The Strategy: Buy New in a Job-Rich Region
Source: Time Inc. 2005.
Minimum Investment: $200,000
If the specter of a real estate crash keeps you up at night, here's something to dream about: The biggest construction boom in U.S. history will unfold between now and 2030. According to a new report from the Brookings Institution, nearly half of the residential and commercial structures needed by 2030--about 100 billion square feet--have yet to be built. That estimate includes 60 million new housing units.
So how do you bet smart on the next residential real estate boom? One way is to look at how the nation's top homebuilders size up new markets.
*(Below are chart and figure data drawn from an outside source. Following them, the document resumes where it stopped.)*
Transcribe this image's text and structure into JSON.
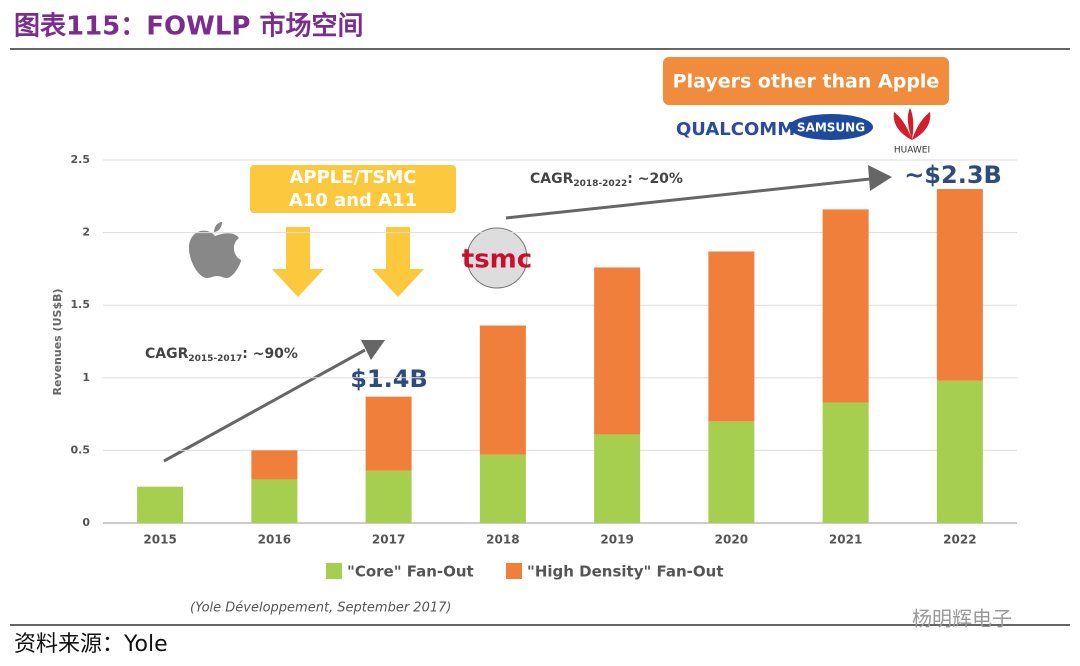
{
  "chart_data": {
    "type": "stacked_bar",
    "title": "图表115：FOWLP 市场空间",
    "y_label": "Revenues (US$B)",
    "categories": [
      "2015",
      "2016",
      "2017",
      "2018",
      "2019",
      "2020",
      "2021",
      "2022"
    ],
    "series": [
      {
        "name": "\"Core\" Fan-Out",
        "color": "#a6cf4f",
        "values": [
          0.25,
          0.3,
          0.36,
          0.47,
          0.61,
          0.7,
          0.83,
          0.98
        ]
      },
      {
        "name": "\"High Density\" Fan-Out",
        "color": "#f07f3c",
        "values": [
          0,
          0.2,
          0.51,
          0.89,
          1.15,
          1.17,
          1.33,
          1.32
        ]
      }
    ],
    "ylim": [
      0,
      2.5
    ],
    "yticks": [
      0,
      0.5,
      1,
      1.5,
      2,
      2.5
    ],
    "grid": true,
    "annotations": {
      "apple_box": [
        "APPLE/TSMC",
        "A10 and A11"
      ],
      "players_box": "Players other than Apple",
      "cagr1": {
        "label": "CAGR",
        "sub": "2015-2017",
        "rest": ": ~90%"
      },
      "cagr2": {
        "label": "CAGR",
        "sub": "2018-2022",
        "rest": ": ~20%"
      },
      "value1": "$1.4B",
      "value2": "~$2.3B",
      "logos": [
        "QUALCOMM",
        "SAMSUNG",
        "HUAWEI",
        "tsmc"
      ]
    },
    "source_note": "(Yole Développement, September 2017)",
    "footer": "资料来源：Yole",
    "watermark": "杨明辉电子"
  }
}
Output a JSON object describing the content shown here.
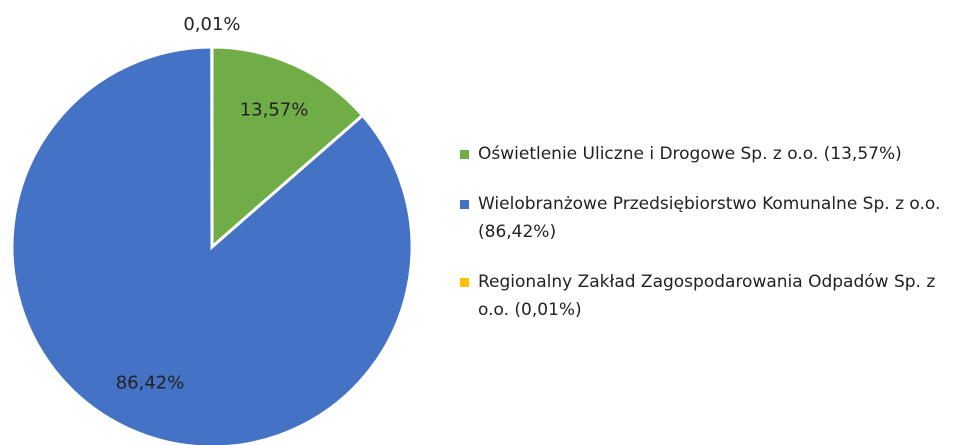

The magic formula centers on job growth, says Bob McLeod, CEO of Newland Communities, the largest residential community developer in the United States. The $4 billion privately held company owns top-selling developments in five red-hot real estate markets--Phoenix, Sacramento, Southern California, Tampa, and the Washington, D.C., area. Before Newland buys a plot of land, McLeod says, the company's researchers pore over job forecasts for the region, looking for a minimum of 5,000 to 10,000 new jobs created annually over a decade. If it's below that, he'll pass.
Nearly as important is job diversity. In the Tampa area, where 30,000 Newland units appreciated an average of 25 percent in 2004 (the average for the region was 10 percent), McLeod expects to continue developing for 10 years, because farming, the military, port operations, and technology are all driving job growth. No single industry dominates, so the pool of potential buyers doesn't dry up if one sector takes a big hit.
So where would McLeod like to break ground next? California's Orange County, Dallas, Houston, and Minneapolis are all on the list, as well as secondary cities like Atlanta, Charlotte, Portland, Ore., and Raleigh. Says McLeod, "All these places are bubble-proof." -- M.V.C.